Class Evaluation
Some things i liked about this class would be the people in it they are really funny and have a great personality. I like how we would get some free time and would get to play games on the computer. I liked how we would use code the website to also kind of play games on it. We would learn about coding and it would be fun to play the angry bird game. I liked how Mr.Haymore would put videos at the end of class showing ctr things people have done and for us to follow that path way. This class was really fun and had some great memories in this class.
Some things i didn't like would be that we had to do typing tutor which was pretty boring and he wouldn't let us go to other typing tutor websites. Sometimes i would get kind of annoyed of much Mr would say ctr and not to ctw. But it really doesn't matter any more because it is the last day. Even though Mr would always pressure us to do right some people didn't do that so was pretty much a waste of time. I didn't like that i had so much time to think about my life. To think of all the bad things i wouldn't think about good things i would think about bad things.
I recommend for you to be more fun in this class to be more fun activities. Not to have them do typing tutor. Not get mad if they are playing cool math games. Let them have some free time because school is hard and can stress people out. But you know this isn't my class i may recommend something but you may not hear my recommendations and actually do it. It wouldn't be t he first time someone wouldn't have heard me constantly through out the day people ignore me and its fine. It doesn't hurt me anymore Ive learned showing your emotions or feelings make you weak. So don't show your emotions or feelings to other people it shows your weak.
My highlight of the class would be actually doing my work i would never do my work. But i learned to like typng it was pretty fun and have gotten better at typing somehow. I wouldn't say that typing tutor helped me get better at typing i would say It would be memorizing the where the keys are. It really helps a lot if you know where the keys are but i still can't type without looking only a little bit. There was really nothing that would make my highlight in this class it would be that i actually did my work.
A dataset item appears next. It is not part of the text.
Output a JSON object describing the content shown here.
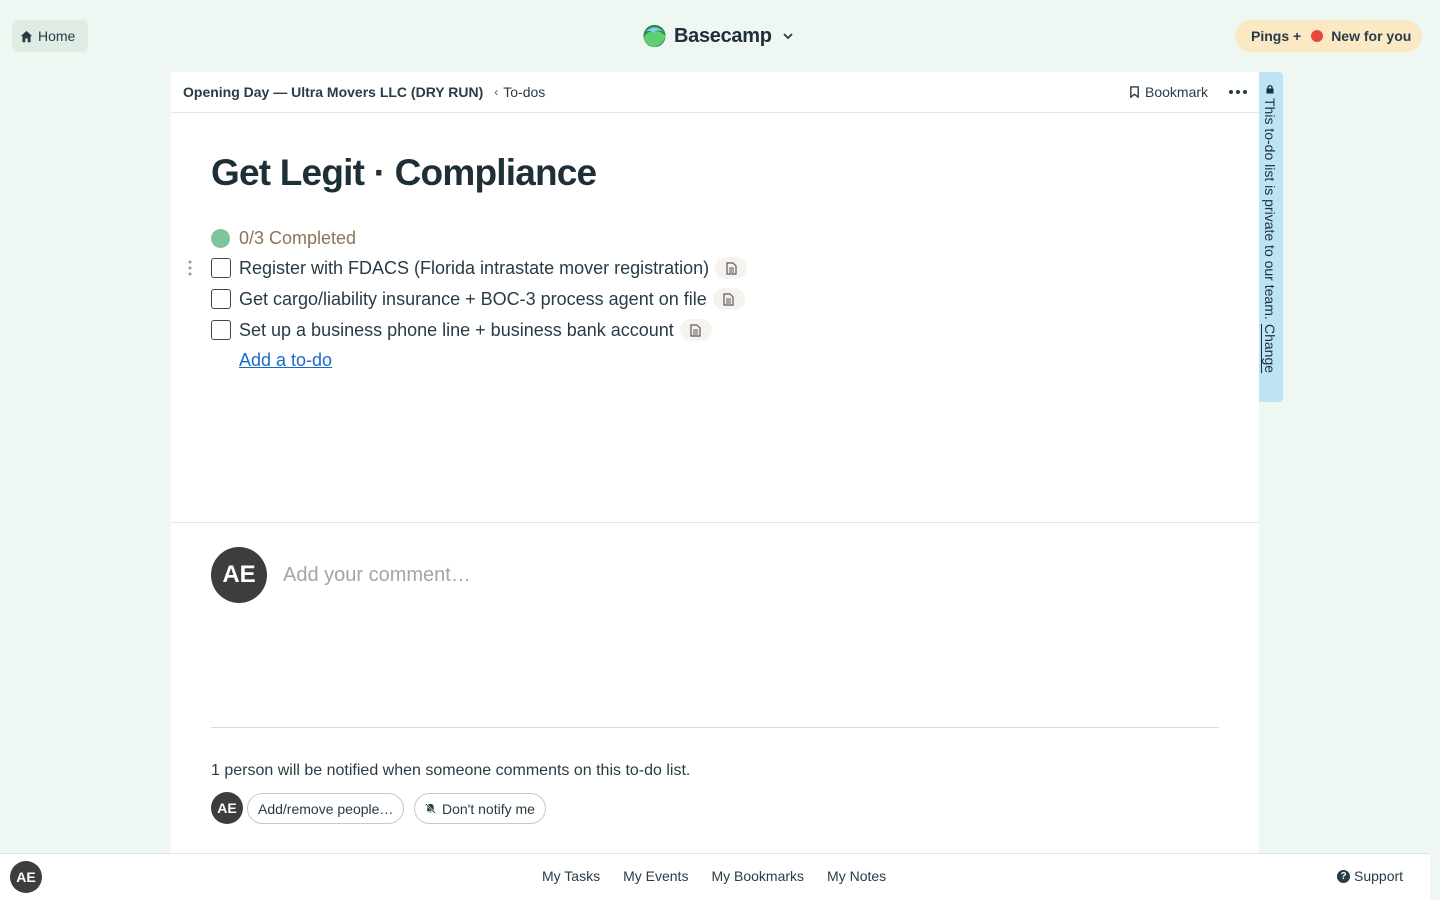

I didn;t do my bet in this class. It was a waste of time for me i woul just have to type stuff which i really didnt like. I would have to do 10 sentences or more and no it wasnt the best. I would care in the begining but now it's just nonsense. It isn't a hard class but to me it was nonsense. Him just always talking about ctr and not to do bad becasue life wont go your way. But obvisopuly he doesant know that lfie wont go your way if you do good or bad. Everyone dies the same so whats the point of being good or bad if we all die. Good or bad im pretty sure your good person inside yeah sure lets think that.Yeah i read my goals and laugh at how dumbthe thngsi wrote. That how maybe one day my dad would tell me i love you. That how my mom will alway be there and she wont. That maybe one day i will find someone that i can tell how i feel and one day show my emotions adn feelings. BUT NO i will never achieve that it will never happen. I had a goal to make the soccer team i made it i went to prctice adn it was fun but i will never achieve that again. I laugh at all my goals they are funny i see how i will nevr acheive them i will never achieve them.
I believ i am not a ctr person . I dont treat people nice i reat them the way they tret me i dont care who you are itreat you the same way. i learned the hard way that no one cares i didnt wann show my emotions but i did. someone very special to me told me i dont care not at all not one bit. that hurt even though i didnt want it to hurt but it did. My mom tells me no one wil truly love you its all lies no is truly your friend. Dont ever trust someoen they are all fake. people are scared of me they think i will hit them which i will if they get me mad. people say that girls only cry which is pretty much sure guys dont cry it hard to see soemone cry. But at some point they will break and cry. i learne that i hide my feling why because people will say stuff to you no matter what it was. i put a fake smsile everyday and nobody knows which is good that is what i want everyone to think. this is the last day i dotn care if i said all this stuff it is the truth. i am not a ctr person but im not a ctw im laisha. theres no one like me. you will never find someone like me. i am unique. you cant find someoenlike me. im one of a kind.